Kein Druck durch Elektrofahrzeuge
Ein weiterer Faktor, der den Ölpreis unter Druck setzen könnte, ist die rasante Zunahme von Elektrofahrzeugen: Für die Verbraucher gibt es bei der Mobilität nun eine Alternative zum Benzin. «Man spricht bei der Ölnachfrage von einem Wendepunkt im Jahr 2028. Das ist die grösste Angst der ölproduzierenden Länder», erklärt Laurent Horvath, ein Geoökonom mit Schwerpunkt Energie. Allerdings sei es noch viel zu früh, um auf eine Auswirkung auf die Preise zu hoffen. «Es gibt einen starken Trend zum Ersatz von Fahrzeugen mit Verbrennungsmotor durch Elektroautos, aber davon, dass dadurch der Ölpreis unter Druck gerät, sind wir noch weit entfernt», bestätigt Mathieu Grobéty. Auch Mark Dittli stimmt zu: «Ich glaube nicht, dass die Elektromobilität in den nächsten sechs Jahren eine entscheidende Rolle spielen wird. Studien zufolge wird es im Jahr 2030 insgesamt 116 Millionen Elektroautos geben, das sind knapp acht Prozent der dann weltweit existierenden 1.4 Milliarden Fahrzeuge. Die Hälfte der bis dahin neu angeschafften Fahrzeuge, also 100 Millionen, werden weiterhin Benziner sein.» Allerdings prognostiziert der Electric Vehicle Outlook 2020 von Bloomberg, dass der Anteil der Elektroautos an der gesamten Fahrzeugflotte weltweit im Jahr 2040 auf 31 Prozent steigen wird.
Verschiebung an der Zapfsäule
Wer nach wie vor auf Benzin setzt oder keine andere Wahl hat, erkennt, dass der Benzinpreis mit dem Ölpreis schwankt – aber eben nicht parallel. Viele Menschen haben das Gefühl, dass der Preis pro Liter dem Anstieg des Ölpreises viel stärker folge als einem Rückgang.
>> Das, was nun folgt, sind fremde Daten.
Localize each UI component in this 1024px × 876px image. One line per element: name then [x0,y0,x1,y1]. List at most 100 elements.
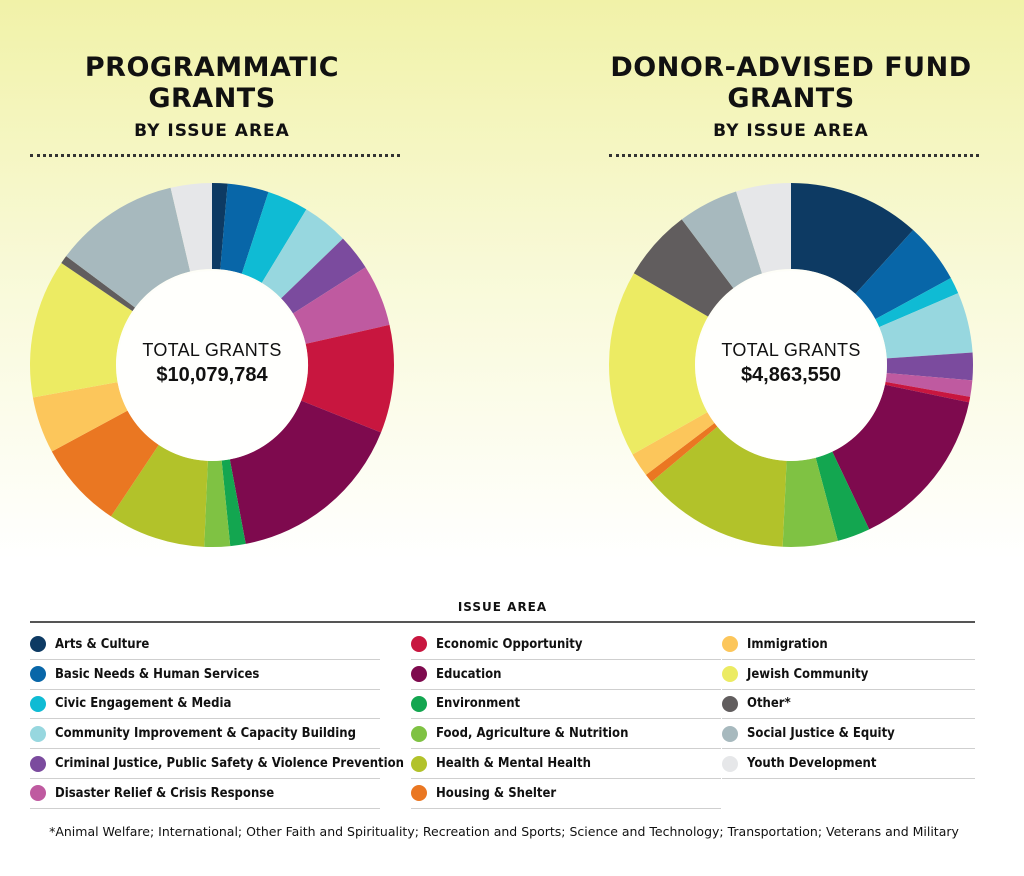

Oder anders ausgedrückt: Viele haben den Eindruck, dass der Literpreis in der Regel schneller steigt als er fällt. Ist das wirklich so, oder ist das nur eine subjektive Wahrnehmung? Für Laurent Horvath ist klar: «Wenn der Ölpreis fällt, wird der Preis an der Zapfsäule innerhalb von 15 Tagen weitergegeben, wenn er steigt, innerhalb von zwei Tagen. Wenn Sie eine Tankstelle besitzen, wollen Sie Geld verdienen und halten die Preise so lange wie möglich hoch, um mehr Marge zu erzielen.» Mathieu Grobéty stellt ebenfalls eine Asymmetrie fest – beobachtet aber einen anderen Zeitraum: «Nach unseren Beobachtungen führt ein Anstieg des Rohöls der Sorte Brent um zehn Prozent zu einem Anstieg des Preises an der Zapfsäule um drei bis 3.5 Prozent. Dieser zeigt sich in der Regel innerhalb von zwei oder drei Monaten.» Der Wirtschaftswissenschaftler fährt fort: «Wenn der Preis für ein Barrel steigt, schlägt die Zunahme stärker auf die Preise an der Zapfsäule durch als bei einem Rückgang. Der Grund liegt in den Margen: Tankstellen nutzen den Preisrückgang bei Rohöl, um ihre Margen zu erhöhen. Sie geben den Preisrückgang nicht vollständig weiter.» Roland Bilang, Präsident von Avenergy, dem Dachverband der Schweizer Ölimporteure, weist darauf hin, dass der Einfluss des Rohölpreises auf den Endverbraucherpreis nur «25 bis 30 Prozent» betrage. Er betont, dass der Anteil staatlicher Steuern bei uns etwa 90 Rappen vom Benzinpreis ausmache.
Kein Rückgang in Sicht
Autofahrer können in den kommenden Monaten jedenfalls nicht auf einen Rückgang des Ölpreises hoffen, da die Nachfrage durch die langsame Erholung weltweit weiter gestärkt wird. Beobachter erwarten aber andererseits wegen der grossen chinesischen Nachfrage auch keine Neuauflage der Zeit von 2002 bis 2008, als das Öl 150 Dollar pro Barrel kostete. «Ein Barrelpreis von 65 Dollar ist für Saudi-Arabien perfekt», erläutert Mark Dittli. Dabei denkt der Ökonom aber nicht nur an das US-Schieferöl, das wegen des komplizierten Frackings erst bei einem höheren Barrelpreis profitabel ist. Steigende Preise, sinkende Preise – wenn es etwas gibt, das sich beim Öl nicht ändert, dann sind es die dahinter verborgenen Kämpfe um Einfluss und geopolitische Konflikte.